The Wine Law Consolidation Ordinance of 2023 was recently passed, intended to serve as the legal basis for an official national vineyard classification system. However, the first classifications under this framework are not expected before 2025. "With the 2023 Consolidation Ordinance, the foundation has been laid for Austria's Rieden to be officially classified under a unified system. The decision to classify Rieden is up to each region, as the significance of individual sites varies from one region to another," says Chris Yorke, CEO of ÖWM.
Regulations and late implementation
For DAC wines from officially classified sites, the terms "Erste Lage" (Premier Cru) and “Große Lage” (Grand Cru) will be permissible – coupled with a lower maximum yield per hectare and a mandatory hand harvest. The respective DAC region must also adopt a three-tiered system comprising regional wines, village wines, and site-specific wines. The similarities with the VDP's site classification are evident. The VDP, in turn, is currently working on its own vineyard classification.
For a DAC region to classify its top vineyards, a document must be submitted to the National Wine Committee.
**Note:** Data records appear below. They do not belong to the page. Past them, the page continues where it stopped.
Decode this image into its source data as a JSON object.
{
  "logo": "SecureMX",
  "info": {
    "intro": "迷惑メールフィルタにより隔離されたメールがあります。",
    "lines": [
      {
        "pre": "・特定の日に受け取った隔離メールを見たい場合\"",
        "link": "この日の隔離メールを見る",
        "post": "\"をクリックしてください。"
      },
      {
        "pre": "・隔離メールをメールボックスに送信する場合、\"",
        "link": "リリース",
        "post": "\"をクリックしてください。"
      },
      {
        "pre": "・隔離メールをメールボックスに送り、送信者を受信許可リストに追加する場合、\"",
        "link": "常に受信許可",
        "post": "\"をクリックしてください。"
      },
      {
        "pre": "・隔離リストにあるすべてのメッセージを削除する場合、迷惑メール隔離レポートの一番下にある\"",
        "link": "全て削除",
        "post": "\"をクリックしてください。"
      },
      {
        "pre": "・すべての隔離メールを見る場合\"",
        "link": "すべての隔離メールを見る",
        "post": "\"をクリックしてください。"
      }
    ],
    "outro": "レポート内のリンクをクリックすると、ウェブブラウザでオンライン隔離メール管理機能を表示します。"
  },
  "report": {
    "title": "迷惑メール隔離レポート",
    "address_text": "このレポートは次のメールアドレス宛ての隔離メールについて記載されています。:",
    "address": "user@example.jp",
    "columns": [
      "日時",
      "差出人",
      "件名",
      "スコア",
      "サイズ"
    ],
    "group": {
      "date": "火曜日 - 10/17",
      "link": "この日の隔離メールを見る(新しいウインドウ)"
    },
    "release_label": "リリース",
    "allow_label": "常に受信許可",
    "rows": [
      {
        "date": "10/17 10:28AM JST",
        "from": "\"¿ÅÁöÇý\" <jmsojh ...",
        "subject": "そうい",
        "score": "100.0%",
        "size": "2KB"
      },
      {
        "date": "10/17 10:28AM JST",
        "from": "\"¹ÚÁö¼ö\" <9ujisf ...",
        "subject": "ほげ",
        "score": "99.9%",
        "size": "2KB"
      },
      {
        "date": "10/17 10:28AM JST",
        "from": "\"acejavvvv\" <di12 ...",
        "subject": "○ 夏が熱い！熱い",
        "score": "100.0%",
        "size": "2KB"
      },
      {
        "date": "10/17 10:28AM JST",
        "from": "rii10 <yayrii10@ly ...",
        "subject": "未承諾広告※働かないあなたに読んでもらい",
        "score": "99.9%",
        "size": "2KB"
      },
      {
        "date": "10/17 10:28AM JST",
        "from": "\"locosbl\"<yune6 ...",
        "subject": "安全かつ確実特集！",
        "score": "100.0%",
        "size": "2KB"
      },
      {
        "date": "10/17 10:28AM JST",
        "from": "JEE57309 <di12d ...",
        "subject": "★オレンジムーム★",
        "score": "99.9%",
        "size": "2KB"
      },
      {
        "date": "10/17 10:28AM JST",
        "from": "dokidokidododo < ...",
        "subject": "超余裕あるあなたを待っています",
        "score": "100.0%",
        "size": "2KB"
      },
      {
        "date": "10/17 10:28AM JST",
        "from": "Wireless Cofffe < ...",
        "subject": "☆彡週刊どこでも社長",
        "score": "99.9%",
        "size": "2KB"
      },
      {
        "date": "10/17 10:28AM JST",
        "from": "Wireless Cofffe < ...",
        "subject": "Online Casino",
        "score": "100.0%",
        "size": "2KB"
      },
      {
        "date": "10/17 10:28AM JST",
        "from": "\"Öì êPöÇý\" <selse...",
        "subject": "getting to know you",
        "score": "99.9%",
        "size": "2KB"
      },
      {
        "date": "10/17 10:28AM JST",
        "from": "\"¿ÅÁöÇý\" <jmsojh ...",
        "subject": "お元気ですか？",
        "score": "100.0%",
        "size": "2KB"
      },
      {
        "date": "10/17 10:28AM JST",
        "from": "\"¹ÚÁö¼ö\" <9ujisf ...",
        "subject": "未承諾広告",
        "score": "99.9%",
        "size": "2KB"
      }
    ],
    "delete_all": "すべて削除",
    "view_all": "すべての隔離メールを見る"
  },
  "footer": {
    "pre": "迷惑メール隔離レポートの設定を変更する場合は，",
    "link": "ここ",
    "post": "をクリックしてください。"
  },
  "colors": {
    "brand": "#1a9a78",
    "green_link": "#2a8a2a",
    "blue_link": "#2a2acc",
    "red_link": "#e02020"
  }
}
This document should detail the history, soil, geology, climate, and exposure of the site, as well as the marketing quantity (in value and volume) of the site. Furthermore, the quality potential of the site must be demonstrated through factors like national and international wine ratings. A site must also be classified as a "Erste Lage" for five years before it can be elevated to "Große Lage" status – with more conditions yet to be specified. According to Chris Yorke, the first "Erste Lage" from Austria is not anticipated before 2025, with a "Große Lage" consequently not expected before 2030.